SEIU has committed 50 percent of its staff to a field campaign in support of Employee Free Choice and national healthcare and expects each local to commit 30 percent of its staff as well. Secretary-treasurer Anna Burger says the union will be in fourteen states with an ambitious "field, phone, air, town-hall-meeting press strategy. We're going to tie that to a Hill strategy as well so they never lose sight of us, and we never lose sight of them, until we get this done. And if they don't vote with us, they need to be clear about what's going to happen to them. People up for re-election should experience some of our ground operation now." Kenneth Zinn says the AFL-CIO will be active in eighteen states, continuing the record-breaking ground operation it put in place for the 2008 election. It is also raising $30 million for a media campaign. Altogether, says Bob Callahan of Change to Win, the two labor federations will have several thousand people on the ground full time to fight for the bill. "Labor has done an incredible job of staying focused on this as a top priority," says Mary Beth Maxwell, "and allies have really stepped up and realized this is more than just labor's fight."
As UC Santa Barbara labor historian Nelson Lichtenstein points out, the New Deal was not just a series of reforms that stabilized banking or stimulated the economy. "Those reforms," he says, "were backstopped by the organization of the working class, and those reforms continued for two generations." Any Obama-era reforms, he adds, "can and will dissipate" unless unions form an institutional bulwark against retreat.

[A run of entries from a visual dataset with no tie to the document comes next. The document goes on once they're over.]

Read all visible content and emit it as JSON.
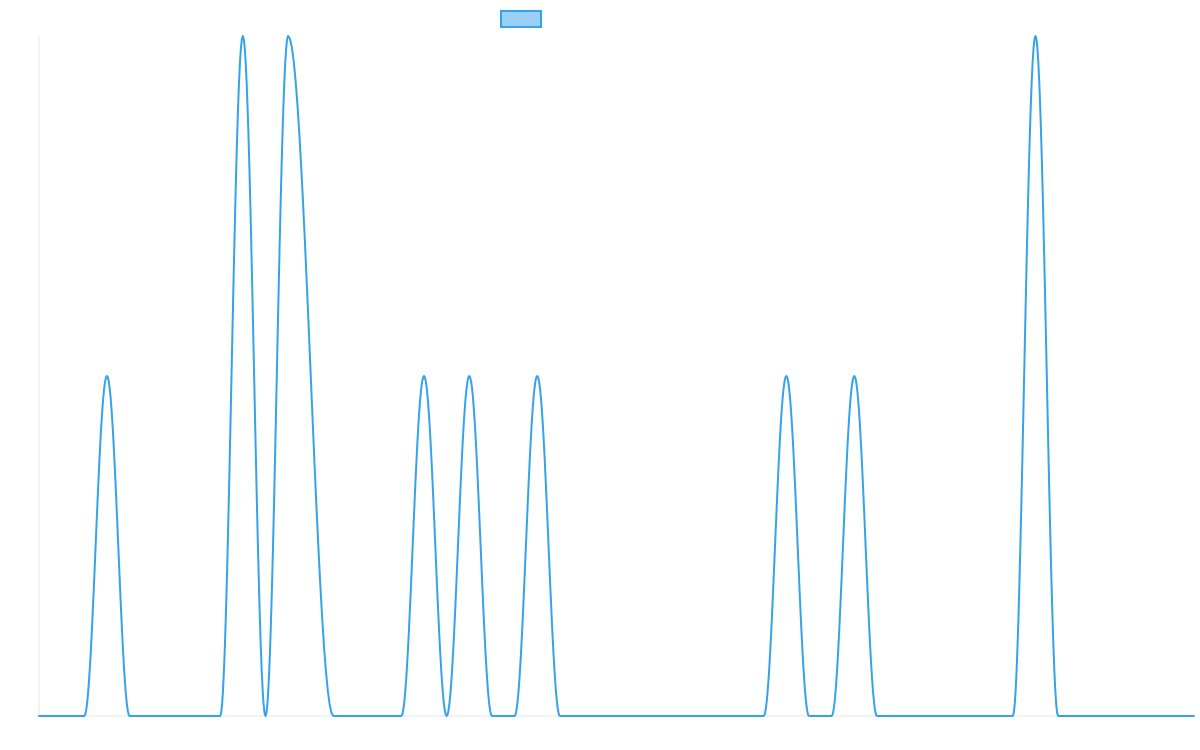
{
  "chart_data": {
    "type": "line",
    "title": "",
    "xlabel": "",
    "ylabel": "",
    "grid": false,
    "legend_placement": "top-center",
    "series": [
      {
        "line_color": "#36A2EB",
        "fill_color": "#9AD0F5",
        "points": [
          {
            "x": 0,
            "y": 0
          },
          {
            "x": 4,
            "y": 0
          },
          {
            "x": 6,
            "y": 1
          },
          {
            "x": 8,
            "y": 0
          },
          {
            "x": 16,
            "y": 0
          },
          {
            "x": 18,
            "y": 2
          },
          {
            "x": 20,
            "y": 0
          },
          {
            "x": 22,
            "y": 2
          },
          {
            "x": 26,
            "y": 0
          },
          {
            "x": 32,
            "y": 0
          },
          {
            "x": 34,
            "y": 1
          },
          {
            "x": 36,
            "y": 0
          },
          {
            "x": 38,
            "y": 1
          },
          {
            "x": 40,
            "y": 0
          },
          {
            "x": 42,
            "y": 0
          },
          {
            "x": 44,
            "y": 1
          },
          {
            "x": 46,
            "y": 0
          },
          {
            "x": 64,
            "y": 0
          },
          {
            "x": 66,
            "y": 1
          },
          {
            "x": 68,
            "y": 0
          },
          {
            "x": 70,
            "y": 0
          },
          {
            "x": 72,
            "y": 1
          },
          {
            "x": 74,
            "y": 0
          },
          {
            "x": 86,
            "y": 0
          },
          {
            "x": 88,
            "y": 2
          },
          {
            "x": 90,
            "y": 0
          },
          {
            "x": 102,
            "y": 0
          }
        ]
      }
    ],
    "xlim": [
      0,
      102
    ],
    "ylim": [
      0,
      2
    ]
  }
}
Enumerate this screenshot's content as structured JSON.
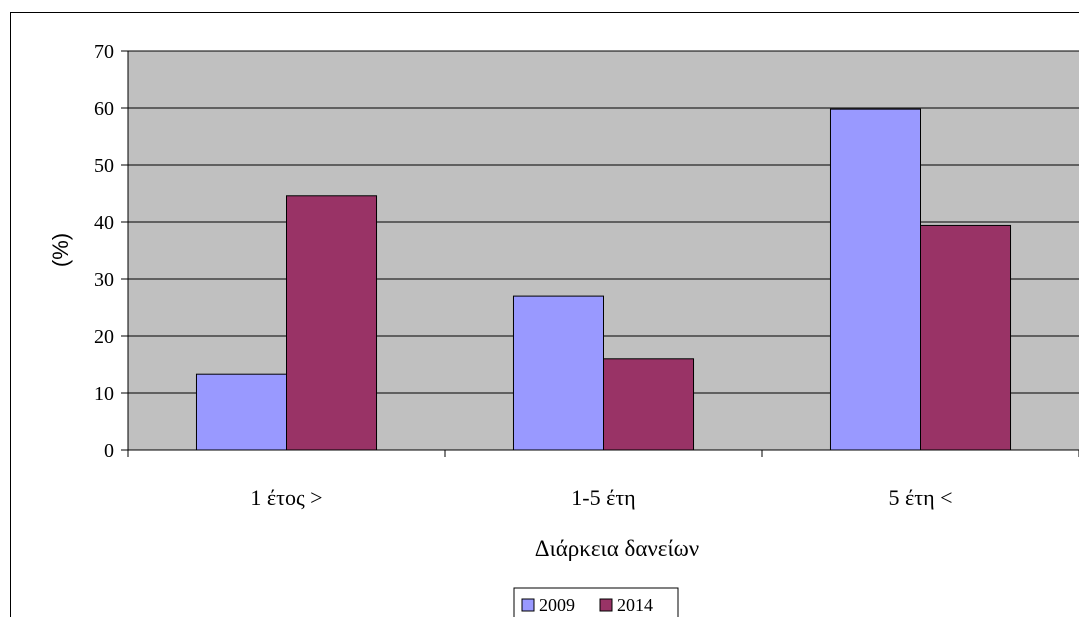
{
  "chart_data": {
    "type": "bar",
    "categories": [
      "1 έτος >",
      "1-5 έτη",
      "5 έτη <"
    ],
    "series": [
      {
        "name": "2009",
        "values": [
          13.3,
          27.0,
          59.8
        ],
        "color": "#9999ff"
      },
      {
        "name": "2014",
        "values": [
          44.6,
          16.0,
          39.4
        ],
        "color": "#993366"
      }
    ],
    "xlabel": "Διάρκεια δανείων",
    "ylabel": "(%)",
    "ylim": [
      0,
      70
    ],
    "yticks": [
      0,
      10,
      20,
      30,
      40,
      50,
      60,
      70
    ],
    "grid": true,
    "legend": "bottom",
    "plot_background": "#c0c0c0"
  }
}
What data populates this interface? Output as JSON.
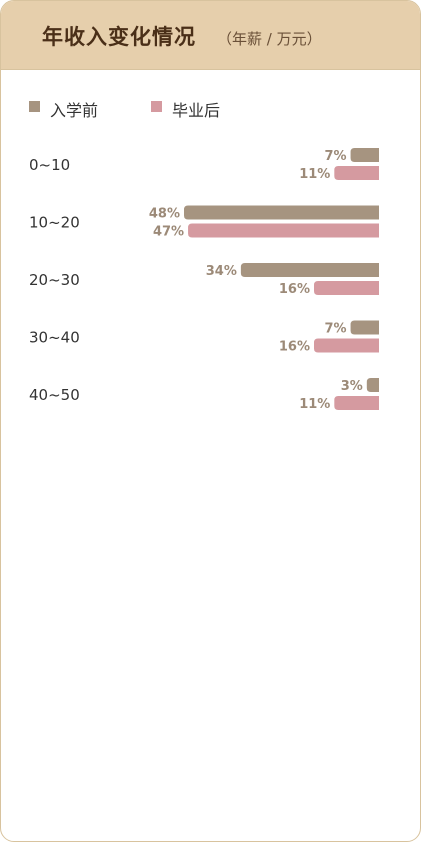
{
  "header": {
    "title": "年收入变化情况",
    "subtitle": "（年薪 / 万元）"
  },
  "legend": [
    {
      "label": "入学前",
      "color": "#a69480"
    },
    {
      "label": "毕业后",
      "color": "#d59aa0"
    }
  ],
  "chart_data": {
    "type": "bar",
    "title": "年收入变化情况",
    "subtitle": "（年薪 / 万元）",
    "categories": [
      "0~10",
      "10~20",
      "20~30",
      "30~40",
      "40~50"
    ],
    "series": [
      {
        "name": "入学前",
        "values": [
          7,
          48,
          34,
          7,
          3
        ],
        "color": "#a69480"
      },
      {
        "name": "毕业后",
        "values": [
          11,
          47,
          16,
          16,
          11
        ],
        "color": "#d59aa0"
      }
    ],
    "unit": "%",
    "xlim": [
      0,
      100
    ],
    "grid": false,
    "legend_position": "top-left"
  }
}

Fred Feinstein, a former counsel to the NLRB during the Clinton years, was a Congressional aide in the late '70s, the last time Democrats, in control on Capitol Hill, made a full-court press to pass labor law reform. They failed to achieve cloture in the Senate by a single vote. Then, unions were more than twice their current size and less allied with progressive causes, and so it was easier to frame the battle as a parochial fight between big labor and big business. "Labor's decline helps recast that dynamic," he says. "This time around it isn't about two special interests; it's about economic recovery and restoring the middle class."